Chance of El Niño forming in Pacific Ocean may push global temperatures to record highs in 2027 | El Niño southern oscillation

Weather agencies and climate scientists have highlighted the possibility of an El Niño forming in the Pacific Ocean later this year – one that could push global temperatures to record highs in 2027.
The US government’s National Oceanic and Atmospheric Administration (NOAA) and the Australian Bureau of Meteorology said some climate models predicted an El Niño, but they both cautioned there were uncertainties in those results.
Experts told the Guardian it was too early to be sure, but there were signals in the spread of sea surface temperatures in the Pacific that suggested an El Niño could form in 2026.
The cycle of Pacific ocean temperatures – known as the El Niño Southern Oscillation (ENSO) – is linked to extreme weather events around the world.
When warmer than average waters gather in the eastern equatorial Pacific and extend to the coasts of the American continent, it is known as El Niño and this tends to increase global temperatures and, in Australia, this can be linked to drier and warmer conditions.
The latest southern hemisphere outlook from the Australian office this week said: “Some models suggest the possibility of an El Niño phenomenon from June onwards. The bureau warned that this was a “very long time frame” to predict an El Niño event.
NOAA also said “there is an increasing chance that El Niño will occur” but also noted model uncertainty.

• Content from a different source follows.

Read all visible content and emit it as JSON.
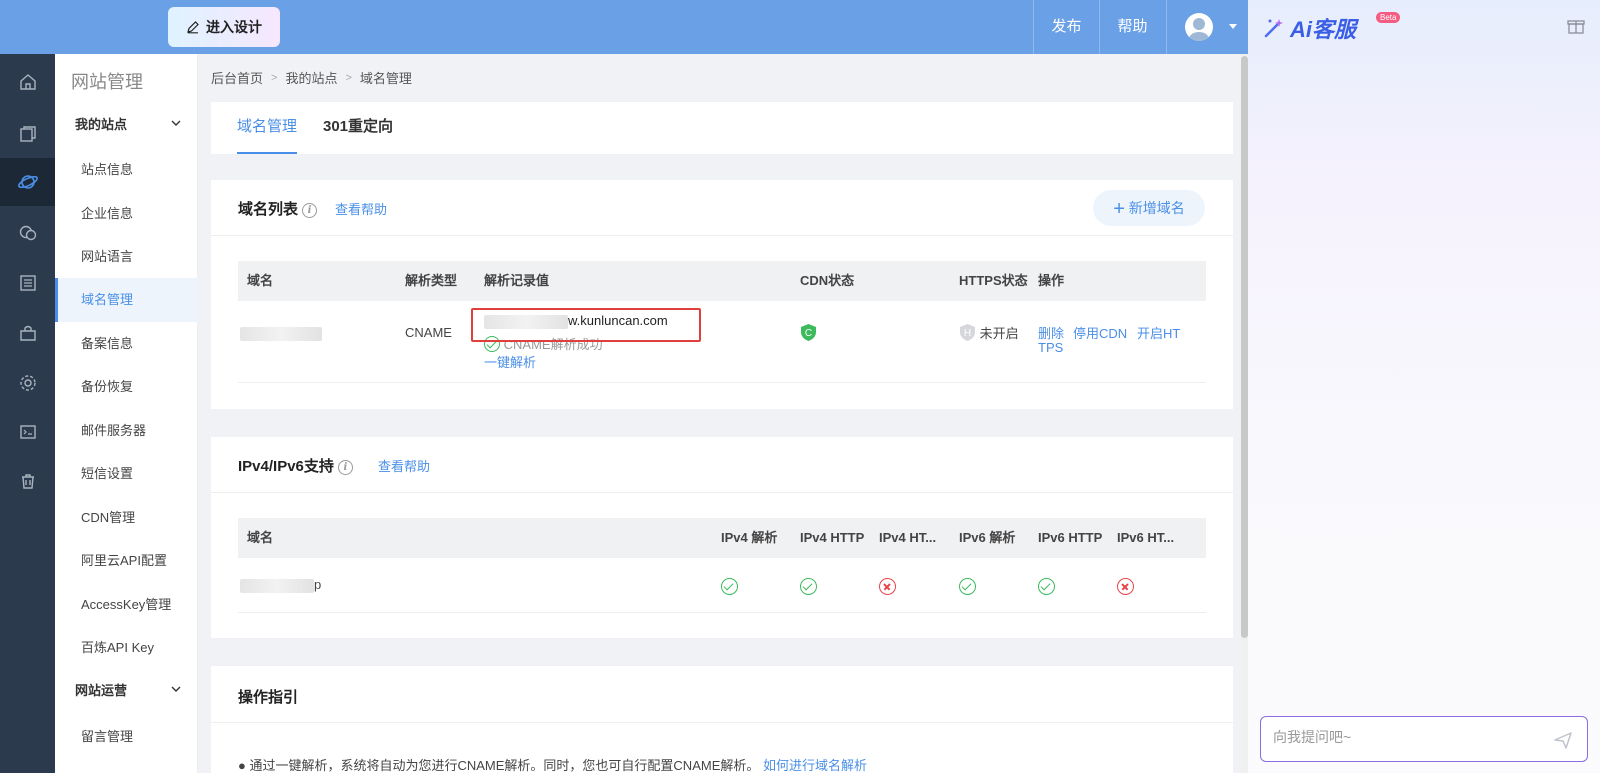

Dr Andrew Watkins, a climatologist at Monash University and former head of long-range forecasting at the bureau, said: “We have a lot of warm water stored in the western tropical Pacific. Typically when the trade winds subside, they move back east and warm areas off South America.”

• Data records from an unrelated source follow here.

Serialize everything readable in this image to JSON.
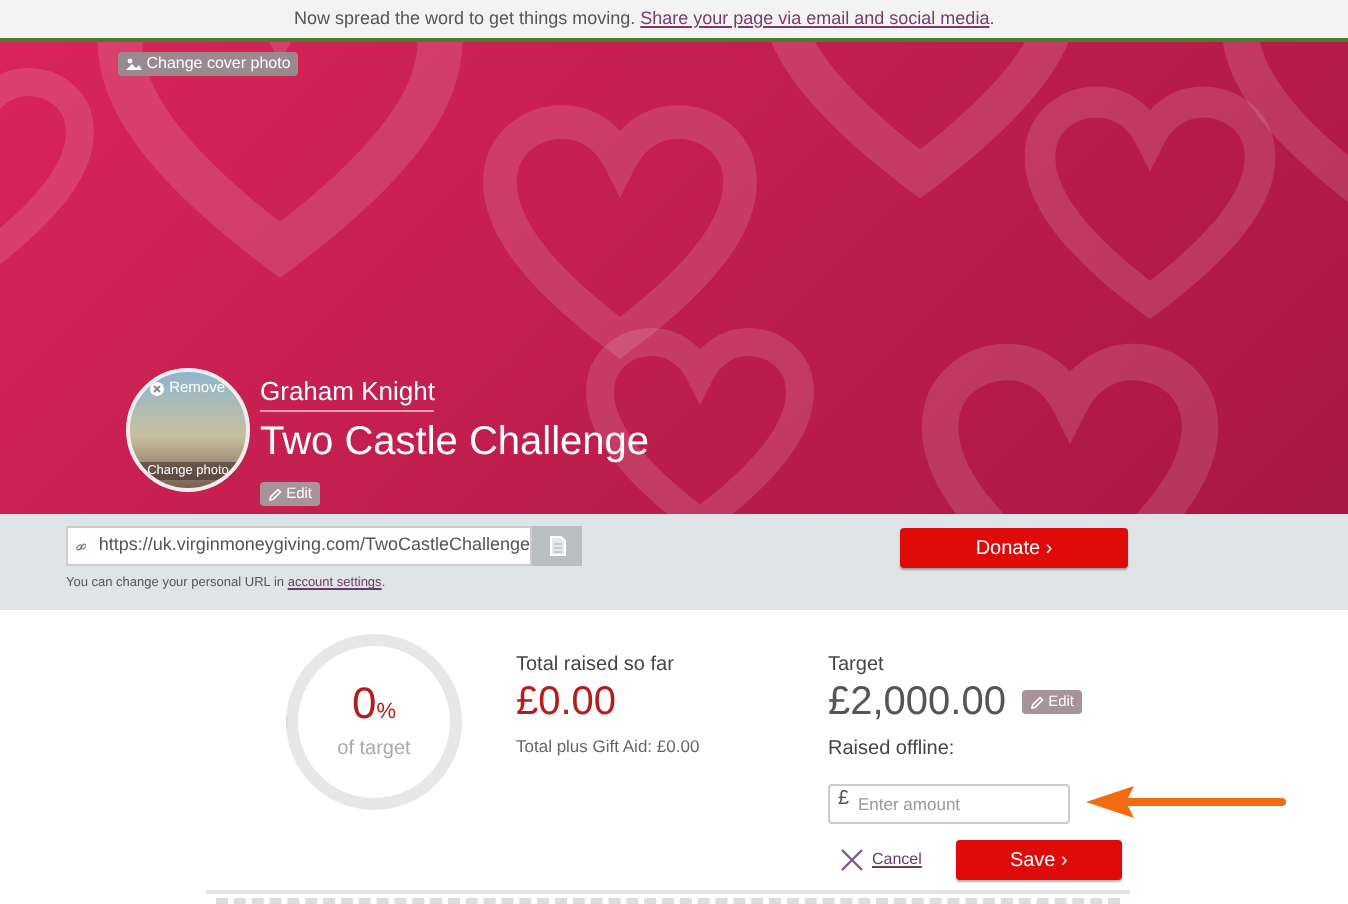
{
  "notice": {
    "text": "Now spread the word to get things moving.",
    "link": "Share your page via email and social media",
    "end": "."
  },
  "cover": {
    "change_cover_button": "Change cover photo",
    "avatar": {
      "remove_label": "Remove",
      "change_label": "Change photo"
    },
    "fundraiser_name": "Graham Knight",
    "page_title": "Two Castle Challenge",
    "edit_button": "Edit"
  },
  "url_bar": {
    "url": "https://uk.virginmoneygiving.com/TwoCastleChallenge",
    "hint": "You can change your personal URL in",
    "hint_link": "account settings",
    "hint_end": ".",
    "donate_button": "Donate ›"
  },
  "progress": {
    "level": 0,
    "percent": "0",
    "percent_sign": "%",
    "caption": "of target"
  },
  "totals": {
    "label": "Total raised so far",
    "amount": "£0.00",
    "gift_aid": "Total plus Gift Aid: £0.00"
  },
  "target": {
    "label": "Target",
    "amount": "£2,000.00",
    "edit_button": "Edit",
    "offline_label": "Raised offline:",
    "currency": "£",
    "placeholder": "Enter amount",
    "cancel": "Cancel",
    "save": "Save ›"
  }
}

“The models want this to happen [the Australian] fall, which is about what you’d expect.
He said “the precursors are there” for an El Niño phenomenon, but that it was too early to say whether the phenomenon would develop.
Associate Professor Andrea Taschetto, an ENSO expert at the University of New South Wales, said the current La Niña – where warmer waters are closer to Australia – was coming to an end and it was difficult to predict beyond it.
She said the chances of an El Niño developing, or a neutral ENSO, between June and August were currently about 50/50, or “like flipping a coin.”
The last three years have each been among the three hottest years on record on the planet.
Dr Zeke Hausfather, a researcher at independent US-based research group Berkeley Earth, said an El Niño that formed in mid-2023 and lasted until around April 2024 was likely to add around 0.12°C to global temperatures in 2024.
“If El Niño develops later this year, it will likely peak around November-January and impact global surface temperatures primarily in 2027, rather than 2026.
“That’s why I predicted that 2027 would likely set a new record. [for global temperature] if a moderate to strong El Niño eventually develops.
Watkins agreed that if an El Niño developed, it would have a stronger impact on global temperatures in 2027.
“I would be hesitant to bet against a warmest year on record,” he said.
But he said global warming caused mainly by burning fossil fuels was now “so strong” that it was “simply exceeding annual variability in terms of air temperature”.
“I don’t think anything will surprise us anymore,” he said. “You may not need a strong El Niño to get these warmer temperatures.”